|
Third Day Of Protests Rocks Indian-Held Kashmir
SRINAGAR, Feb 17 (News Agencies) - Indian police on Saturday extended a curfew in the Kashmiri city of Srinagar as sporadic anti-Indian protests rocked the troubled region for the third day running.
The curfew on several areas of the Kashmiri summer capital followed minor incidents of stone-throwing early Saturday, said a police spokesman.
Influential Kashmiri leader, Shabir Shah, who defied the curfew, was arrested along with five to six other Muslim leaders.
Two demonstrators were injured by gunfire during a protest in downtown Srinagar, one seriously, witnesses said.
Police denied firing the shots.
"It was not police firing ... someone from within the crowd fired from his pistol and managed to escape, creating more confusion to the situation," a police spokesman said.
Sporadic clashes between stone-throwing local residents and the police continued until Saturday evening in several areas of Srinagar.

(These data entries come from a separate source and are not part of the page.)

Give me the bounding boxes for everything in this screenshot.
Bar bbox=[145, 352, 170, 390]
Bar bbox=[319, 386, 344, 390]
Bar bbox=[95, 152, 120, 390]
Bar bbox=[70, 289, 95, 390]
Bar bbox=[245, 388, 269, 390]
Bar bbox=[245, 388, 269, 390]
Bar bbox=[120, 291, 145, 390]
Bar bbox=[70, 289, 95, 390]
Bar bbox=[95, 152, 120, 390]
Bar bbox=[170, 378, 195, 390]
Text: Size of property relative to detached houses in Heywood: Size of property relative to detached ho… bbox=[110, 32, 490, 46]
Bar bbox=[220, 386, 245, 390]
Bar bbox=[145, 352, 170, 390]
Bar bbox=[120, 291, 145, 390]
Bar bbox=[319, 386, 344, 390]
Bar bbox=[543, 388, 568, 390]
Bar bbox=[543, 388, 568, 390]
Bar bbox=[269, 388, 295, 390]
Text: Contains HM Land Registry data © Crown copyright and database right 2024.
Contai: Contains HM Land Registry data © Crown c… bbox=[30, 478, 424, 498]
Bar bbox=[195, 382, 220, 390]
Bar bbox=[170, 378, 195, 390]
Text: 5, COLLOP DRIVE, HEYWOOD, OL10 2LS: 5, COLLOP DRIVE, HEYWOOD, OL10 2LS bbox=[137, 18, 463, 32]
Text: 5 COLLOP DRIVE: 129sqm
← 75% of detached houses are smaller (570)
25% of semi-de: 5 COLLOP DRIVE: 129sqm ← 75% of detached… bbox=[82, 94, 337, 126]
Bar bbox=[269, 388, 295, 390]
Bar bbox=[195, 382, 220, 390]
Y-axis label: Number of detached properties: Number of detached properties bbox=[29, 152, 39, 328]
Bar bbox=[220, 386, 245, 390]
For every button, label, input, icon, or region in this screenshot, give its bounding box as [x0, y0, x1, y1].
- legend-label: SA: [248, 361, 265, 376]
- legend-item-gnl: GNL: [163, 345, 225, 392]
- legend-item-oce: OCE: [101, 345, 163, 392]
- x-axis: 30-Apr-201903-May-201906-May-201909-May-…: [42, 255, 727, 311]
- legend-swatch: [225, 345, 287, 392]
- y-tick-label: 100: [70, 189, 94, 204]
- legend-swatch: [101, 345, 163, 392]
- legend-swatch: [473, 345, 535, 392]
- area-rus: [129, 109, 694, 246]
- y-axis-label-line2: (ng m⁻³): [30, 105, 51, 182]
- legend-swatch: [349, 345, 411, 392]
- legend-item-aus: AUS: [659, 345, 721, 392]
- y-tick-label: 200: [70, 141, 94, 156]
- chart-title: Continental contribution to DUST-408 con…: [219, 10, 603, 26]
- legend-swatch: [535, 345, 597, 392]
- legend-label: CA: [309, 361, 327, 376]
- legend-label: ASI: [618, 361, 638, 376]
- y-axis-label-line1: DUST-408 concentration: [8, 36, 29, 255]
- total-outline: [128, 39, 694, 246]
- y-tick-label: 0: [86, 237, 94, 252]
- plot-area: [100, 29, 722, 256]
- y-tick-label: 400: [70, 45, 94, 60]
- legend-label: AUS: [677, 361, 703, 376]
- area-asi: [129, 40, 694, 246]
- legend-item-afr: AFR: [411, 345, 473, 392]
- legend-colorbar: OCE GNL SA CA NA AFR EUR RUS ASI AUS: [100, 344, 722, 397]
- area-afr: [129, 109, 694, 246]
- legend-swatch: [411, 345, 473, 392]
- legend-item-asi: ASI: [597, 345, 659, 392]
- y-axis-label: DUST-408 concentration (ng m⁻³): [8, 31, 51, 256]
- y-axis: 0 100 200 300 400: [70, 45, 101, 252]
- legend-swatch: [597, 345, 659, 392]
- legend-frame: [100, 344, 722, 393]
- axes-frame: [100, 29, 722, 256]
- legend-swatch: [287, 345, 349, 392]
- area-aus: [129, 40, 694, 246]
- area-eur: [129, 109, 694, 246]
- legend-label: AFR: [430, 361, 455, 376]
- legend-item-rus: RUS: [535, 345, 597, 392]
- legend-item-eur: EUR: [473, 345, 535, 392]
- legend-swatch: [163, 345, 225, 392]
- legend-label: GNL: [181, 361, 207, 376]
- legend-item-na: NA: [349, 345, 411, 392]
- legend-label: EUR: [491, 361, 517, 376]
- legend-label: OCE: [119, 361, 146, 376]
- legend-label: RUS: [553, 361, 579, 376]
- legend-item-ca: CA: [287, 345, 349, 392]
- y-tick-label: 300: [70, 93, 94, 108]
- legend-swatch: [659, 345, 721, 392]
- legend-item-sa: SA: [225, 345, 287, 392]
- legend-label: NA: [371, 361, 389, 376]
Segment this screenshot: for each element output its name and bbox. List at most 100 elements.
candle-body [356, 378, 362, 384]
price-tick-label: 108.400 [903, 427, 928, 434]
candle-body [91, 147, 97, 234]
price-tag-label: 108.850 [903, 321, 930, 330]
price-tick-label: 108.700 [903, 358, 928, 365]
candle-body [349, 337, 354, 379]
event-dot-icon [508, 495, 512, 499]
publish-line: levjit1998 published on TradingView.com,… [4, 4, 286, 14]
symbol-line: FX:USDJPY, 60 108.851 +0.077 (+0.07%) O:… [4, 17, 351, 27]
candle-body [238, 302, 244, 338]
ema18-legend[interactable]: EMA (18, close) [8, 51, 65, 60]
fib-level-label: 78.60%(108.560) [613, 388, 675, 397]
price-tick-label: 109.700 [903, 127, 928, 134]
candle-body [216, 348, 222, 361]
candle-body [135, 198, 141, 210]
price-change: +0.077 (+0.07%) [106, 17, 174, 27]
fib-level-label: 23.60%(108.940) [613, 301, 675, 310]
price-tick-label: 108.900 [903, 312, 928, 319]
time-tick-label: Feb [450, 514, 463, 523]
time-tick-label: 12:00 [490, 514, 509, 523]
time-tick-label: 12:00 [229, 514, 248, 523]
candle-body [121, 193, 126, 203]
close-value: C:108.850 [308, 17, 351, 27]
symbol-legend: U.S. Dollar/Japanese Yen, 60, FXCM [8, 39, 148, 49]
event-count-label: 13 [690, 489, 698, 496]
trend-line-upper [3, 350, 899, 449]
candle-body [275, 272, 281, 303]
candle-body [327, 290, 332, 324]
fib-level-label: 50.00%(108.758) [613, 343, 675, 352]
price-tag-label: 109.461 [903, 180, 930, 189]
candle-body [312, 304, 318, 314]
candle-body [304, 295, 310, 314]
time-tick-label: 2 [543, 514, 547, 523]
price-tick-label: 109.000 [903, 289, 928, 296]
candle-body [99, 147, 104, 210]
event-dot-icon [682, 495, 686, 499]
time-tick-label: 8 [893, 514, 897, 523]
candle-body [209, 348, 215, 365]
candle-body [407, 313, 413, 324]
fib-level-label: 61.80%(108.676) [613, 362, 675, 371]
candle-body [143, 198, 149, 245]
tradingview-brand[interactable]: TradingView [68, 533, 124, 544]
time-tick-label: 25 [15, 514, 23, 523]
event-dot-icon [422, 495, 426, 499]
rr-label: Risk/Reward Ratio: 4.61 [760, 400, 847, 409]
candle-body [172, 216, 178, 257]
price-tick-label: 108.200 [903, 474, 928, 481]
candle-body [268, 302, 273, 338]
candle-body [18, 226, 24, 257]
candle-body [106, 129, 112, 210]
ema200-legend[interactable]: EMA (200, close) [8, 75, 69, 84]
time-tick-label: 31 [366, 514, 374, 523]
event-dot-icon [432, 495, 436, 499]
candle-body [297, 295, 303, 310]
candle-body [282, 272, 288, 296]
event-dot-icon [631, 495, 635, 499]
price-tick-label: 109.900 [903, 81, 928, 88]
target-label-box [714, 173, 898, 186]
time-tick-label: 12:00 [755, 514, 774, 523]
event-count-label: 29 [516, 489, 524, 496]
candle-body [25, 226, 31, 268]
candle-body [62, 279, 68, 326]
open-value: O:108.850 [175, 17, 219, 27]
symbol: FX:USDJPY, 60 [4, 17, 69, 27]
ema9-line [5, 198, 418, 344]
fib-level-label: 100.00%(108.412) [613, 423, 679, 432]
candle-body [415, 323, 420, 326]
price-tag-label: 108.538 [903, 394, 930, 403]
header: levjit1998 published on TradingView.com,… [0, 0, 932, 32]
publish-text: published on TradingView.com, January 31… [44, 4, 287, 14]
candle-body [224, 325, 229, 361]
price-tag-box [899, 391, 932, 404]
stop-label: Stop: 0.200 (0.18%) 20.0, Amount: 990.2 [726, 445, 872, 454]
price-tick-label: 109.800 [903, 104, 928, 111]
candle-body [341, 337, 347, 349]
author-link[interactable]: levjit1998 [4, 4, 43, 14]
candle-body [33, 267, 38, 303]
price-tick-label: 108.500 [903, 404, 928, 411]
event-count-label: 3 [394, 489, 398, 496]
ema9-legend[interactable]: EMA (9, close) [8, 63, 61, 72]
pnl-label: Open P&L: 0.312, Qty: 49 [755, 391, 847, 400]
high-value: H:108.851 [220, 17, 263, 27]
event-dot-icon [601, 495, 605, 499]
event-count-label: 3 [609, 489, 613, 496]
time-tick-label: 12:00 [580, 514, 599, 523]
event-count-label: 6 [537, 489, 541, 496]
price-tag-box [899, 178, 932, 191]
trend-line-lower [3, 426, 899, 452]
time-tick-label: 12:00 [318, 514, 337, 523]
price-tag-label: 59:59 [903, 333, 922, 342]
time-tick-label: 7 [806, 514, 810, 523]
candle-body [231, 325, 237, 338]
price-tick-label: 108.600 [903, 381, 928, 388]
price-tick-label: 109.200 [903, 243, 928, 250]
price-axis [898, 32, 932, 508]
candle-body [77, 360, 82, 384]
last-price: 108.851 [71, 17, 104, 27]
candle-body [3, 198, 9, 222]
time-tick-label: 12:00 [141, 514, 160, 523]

Police said five people, including an officer of the counter-insurgency Special Operations Group, two police informers and two Kahmiri fighters, were killed in other parts of the province on Saturday.
Protests were also staged in south Kashmir where demonstrators blocked the main highway, the only surface link of the valley with the rest of the country.
Witnesses said that in several rural areas residents took to the streets and shouted anti-government and pro-freedom slogans.
The new unrest came after police Friday opened fire on hundreds of demonstrators in Srinagar, killing one Muslim youth and wounding three others.
Clashes and protests flared across the troubled Himalayan region on Friday in response to an incident Thursday when troops shot dead four people at Higam, north of Srinagar during a protest over the death of a Kashmiri independence activist.
At least a dozen policemen and eight protestors including Javed Mir, leader of the pro-independence Jammu and Kashmir Liberation Front, were hurt in Srinagar and Baraamulla districts on Friday.
"It is nearly eight years since such a large-scale protests and violence by the public has been found in Kashmir," said political commentator Tahir Mahiudin.
India's cabinet is set to decide Sunday on whether to extend its unilateral ceasefire in Kashmir beyond February 26th.
An estimated 34,000 people have died in Muslim-majority Kashmir since groups launched an anti-India campaign 12 years ago.
The Himalayan region is divided into Indian and Pakistani zones, and is claimed by both countries.